Solo 800 metri di canale separano Lipari da VULCANO e dai suoi faraglioni. L'isola è divisa in tre parti: Vulcano Piano a circa 400 metri di altezza, ricca di vegetazione caratterizzata da ginestre; Vulcano Porto, la parte pianeggiante dove attraccano le navi e su cui incombe il cratere formato dall'ultima eruzione verificatasi tra il 1888 ed il 1890; e infine Vulcanello, sorto dalle acque nel 183 a.C. e su cui si formarono i crateri che si trasformarono nell'istmo che lo lega all'isola, che dà corpo alle due insenature maggiori. Tra sabbie finissime, formazioni rocciose, laghetti sulfurei ed acque ribollenti, l'isola presenta paesaggi unici.

 I diportisti, compatibilmente con le navi di linea, gli aliscafi e le navi commerciali, possono ormeggiare in banchina al Porto di Levante. E' vietato invece ormeggiare all'approdo del Gelso, tra Punta dei Porci e Punta Bandiera, ad un pontile in muratura lungo 30 metri e largo 11 metri destinato solo all'evacuazione dall'isola in caso di esplosione vulcanica.
L'isola di PANAREA, sicuramente la più nota per la sua vita notturna e la mondanità, ha una forma ellittica ed è costituita da un'elevata dorsale che ha la sua cima più alta nel Pizzo del Corvo di 421 metri, sormontata da una croce. Il principale approdo dell'isola si trova al centro della costa orientale, nei pressi di Punta Peppemaria a San Pietro e è denominato Scalo Ditella. Qui troviamo un molo in cemento lungo 97 metri e largo 10 m munito di bitte e anelli da ormeggio. L'ancoraggio è vietato entro un raggio di 200 metri dalla testata del molo per non causare intralcio ai mezzi di linea in manovra; i diportisti possono ormeggiare alla banchina sul lato Nord.
La più settentrionale delle isole, e forse la più suggestiva, per il suo vulcano perennemente attivo e alto 926 metri, è STROMBOLI. Dalle tre bocche eruttive escono in continuazione massi incandescenti e lapilli infuocati che rischiarano la notte e rotolano rumorosamente verso il mare lungo la Sciara del Fuoco: uno spettacolo unico.

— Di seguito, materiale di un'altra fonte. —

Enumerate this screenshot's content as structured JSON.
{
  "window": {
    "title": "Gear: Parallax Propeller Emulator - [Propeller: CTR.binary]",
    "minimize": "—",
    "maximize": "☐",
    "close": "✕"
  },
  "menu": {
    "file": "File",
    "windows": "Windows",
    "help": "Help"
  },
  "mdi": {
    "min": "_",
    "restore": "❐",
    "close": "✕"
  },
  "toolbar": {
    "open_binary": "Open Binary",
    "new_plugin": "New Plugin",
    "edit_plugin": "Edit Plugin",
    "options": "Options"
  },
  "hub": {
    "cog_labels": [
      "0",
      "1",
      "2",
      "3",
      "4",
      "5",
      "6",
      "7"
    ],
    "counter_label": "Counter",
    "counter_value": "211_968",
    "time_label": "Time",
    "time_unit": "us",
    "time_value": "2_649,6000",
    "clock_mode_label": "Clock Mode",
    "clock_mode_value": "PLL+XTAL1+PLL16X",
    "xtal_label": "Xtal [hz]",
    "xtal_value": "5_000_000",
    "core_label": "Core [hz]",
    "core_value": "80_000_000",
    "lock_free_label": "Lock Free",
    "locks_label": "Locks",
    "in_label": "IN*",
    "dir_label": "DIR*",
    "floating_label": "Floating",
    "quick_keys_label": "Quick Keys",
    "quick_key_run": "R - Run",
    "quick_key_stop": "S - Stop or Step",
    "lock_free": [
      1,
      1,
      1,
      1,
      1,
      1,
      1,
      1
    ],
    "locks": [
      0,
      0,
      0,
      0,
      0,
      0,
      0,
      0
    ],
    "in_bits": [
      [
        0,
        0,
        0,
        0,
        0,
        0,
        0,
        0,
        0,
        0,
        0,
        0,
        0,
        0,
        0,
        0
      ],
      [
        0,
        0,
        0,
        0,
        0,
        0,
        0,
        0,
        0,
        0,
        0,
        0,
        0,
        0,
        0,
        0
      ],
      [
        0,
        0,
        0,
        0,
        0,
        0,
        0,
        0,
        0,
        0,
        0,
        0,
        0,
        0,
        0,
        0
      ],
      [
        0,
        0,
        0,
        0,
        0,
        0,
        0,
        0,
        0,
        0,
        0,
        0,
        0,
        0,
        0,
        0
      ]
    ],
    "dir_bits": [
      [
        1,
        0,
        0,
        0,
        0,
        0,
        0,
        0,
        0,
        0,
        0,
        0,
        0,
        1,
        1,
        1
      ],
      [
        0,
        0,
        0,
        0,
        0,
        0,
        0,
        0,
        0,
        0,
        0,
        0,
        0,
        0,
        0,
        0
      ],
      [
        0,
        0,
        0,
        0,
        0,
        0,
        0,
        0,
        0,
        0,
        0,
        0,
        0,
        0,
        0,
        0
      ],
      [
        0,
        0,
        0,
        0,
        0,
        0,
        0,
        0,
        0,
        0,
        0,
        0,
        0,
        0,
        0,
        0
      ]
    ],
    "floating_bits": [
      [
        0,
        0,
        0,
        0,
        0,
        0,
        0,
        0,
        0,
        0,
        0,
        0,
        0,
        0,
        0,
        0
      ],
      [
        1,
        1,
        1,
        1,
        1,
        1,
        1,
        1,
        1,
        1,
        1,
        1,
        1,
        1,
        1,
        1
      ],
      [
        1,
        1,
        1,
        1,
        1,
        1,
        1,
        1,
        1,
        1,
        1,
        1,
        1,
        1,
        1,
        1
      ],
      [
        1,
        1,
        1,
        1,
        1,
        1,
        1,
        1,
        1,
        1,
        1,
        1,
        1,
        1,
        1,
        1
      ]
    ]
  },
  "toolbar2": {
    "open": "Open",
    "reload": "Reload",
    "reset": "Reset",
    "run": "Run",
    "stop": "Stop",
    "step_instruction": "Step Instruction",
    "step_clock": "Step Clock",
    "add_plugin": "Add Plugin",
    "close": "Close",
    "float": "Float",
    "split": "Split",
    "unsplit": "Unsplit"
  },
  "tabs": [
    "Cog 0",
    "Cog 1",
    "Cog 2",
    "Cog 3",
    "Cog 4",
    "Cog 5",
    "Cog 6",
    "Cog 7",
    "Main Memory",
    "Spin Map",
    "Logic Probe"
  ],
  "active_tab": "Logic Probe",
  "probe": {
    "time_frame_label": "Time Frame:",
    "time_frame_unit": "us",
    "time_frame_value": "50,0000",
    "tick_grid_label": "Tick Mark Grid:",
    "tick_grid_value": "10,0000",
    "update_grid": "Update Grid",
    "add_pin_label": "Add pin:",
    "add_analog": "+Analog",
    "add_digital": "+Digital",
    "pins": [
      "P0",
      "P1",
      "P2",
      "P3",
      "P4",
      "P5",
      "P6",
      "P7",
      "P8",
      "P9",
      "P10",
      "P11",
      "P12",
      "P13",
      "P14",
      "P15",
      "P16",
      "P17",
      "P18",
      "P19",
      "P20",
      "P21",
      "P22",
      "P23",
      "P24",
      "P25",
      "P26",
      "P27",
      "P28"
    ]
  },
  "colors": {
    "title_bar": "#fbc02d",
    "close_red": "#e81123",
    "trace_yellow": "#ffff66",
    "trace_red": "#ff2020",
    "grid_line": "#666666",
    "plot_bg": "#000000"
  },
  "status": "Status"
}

Due gli approdi dell'isola: Ficogrande e Scari. Nella Cala di Ficogrande si trova un molo riservato alle navi traghetto; nella rimanente banchina è consentito l'ormeggio ai natanti da diporto, prestando attenzione ai bassi fondali e al pontile semidistrutto dalle mareggiate. A Scari esiste un molo commerciale, la cui testata è riservata ai traghetti ma dove si può trovare posto in banchina.
Discorso a parte va fatto per Alicudi e FILICUDI; quest'ultima domina con il Monte delle Felci alto 774 m ed è tipica per la sua vegetazione lussureggiante di felci (da cui prende il nome). A nord di Capo Graziano si trova un'insenatura denominata Porto in cui è stato realizzato un pontile di cemento lungo 55 m munito di bitte che permettono l'ormeggio a piccole imbarcazioni.
ALICUDI, per la sua posizione, per la mancanza di ormeggi e di zone ridossate, rimane la più isolata delle Eolie. A Scalo Palomba è stato recentemente realizzato un pontile di attracco riservato alle navi traghetto. E comunque in caso di cattivo tempo il mare si alza parecchio ovunque e l'isola non presenta ridossi.